After a fair bit of research I found a way that works in both Chrome and IE, that is all that I've tested it in, but the logic of the code does not suggest it should break anywhere. It is based upon this article:
http://www.peej.co.uk/articles/http-auth-with-html-forms.html
Which is rather in depth but the crux of it is this - on the form submit you make an AJAX request into the basic authenticated folder. AJAX requests can accept username and password information for basic auth, and once the browser has authed once it's authorised in that realm, i.e. it will stay logged in.
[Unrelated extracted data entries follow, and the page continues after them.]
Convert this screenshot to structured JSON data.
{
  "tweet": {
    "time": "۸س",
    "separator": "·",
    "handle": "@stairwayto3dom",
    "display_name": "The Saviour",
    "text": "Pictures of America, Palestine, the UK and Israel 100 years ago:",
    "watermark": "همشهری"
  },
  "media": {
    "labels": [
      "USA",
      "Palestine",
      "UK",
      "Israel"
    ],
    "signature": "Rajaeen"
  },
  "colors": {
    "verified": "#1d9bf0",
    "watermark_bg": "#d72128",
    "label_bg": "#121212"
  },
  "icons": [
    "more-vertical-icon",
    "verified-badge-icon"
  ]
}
The previous article does it in pure javascript, so to add something other than simply explaining the link here's a (hopefully fairly transparent) implementation using jQuery:
$(document).ready(function()
{
$('#loginForm').submit(function()
{
var username = $('#usernameInput').val();
var password = $('#passwordInput').val();
$.ajax(
{
'password' : password,
'username' : username,
'url' : 'http://www.website.com/basic-auth-file.php',
'type' : 'GET',
'success' : function(){ window.location = 'http://www.website.com/basic-auth-file.php'; },
'error' : function(){ alert('Bad Login Details');},
}
);
return false;
});
});
This achieved what I wanted, and is relatively simple to understand, however I would implore anyone who wanted this to go out and didn't know about basic auth to go out and do the research!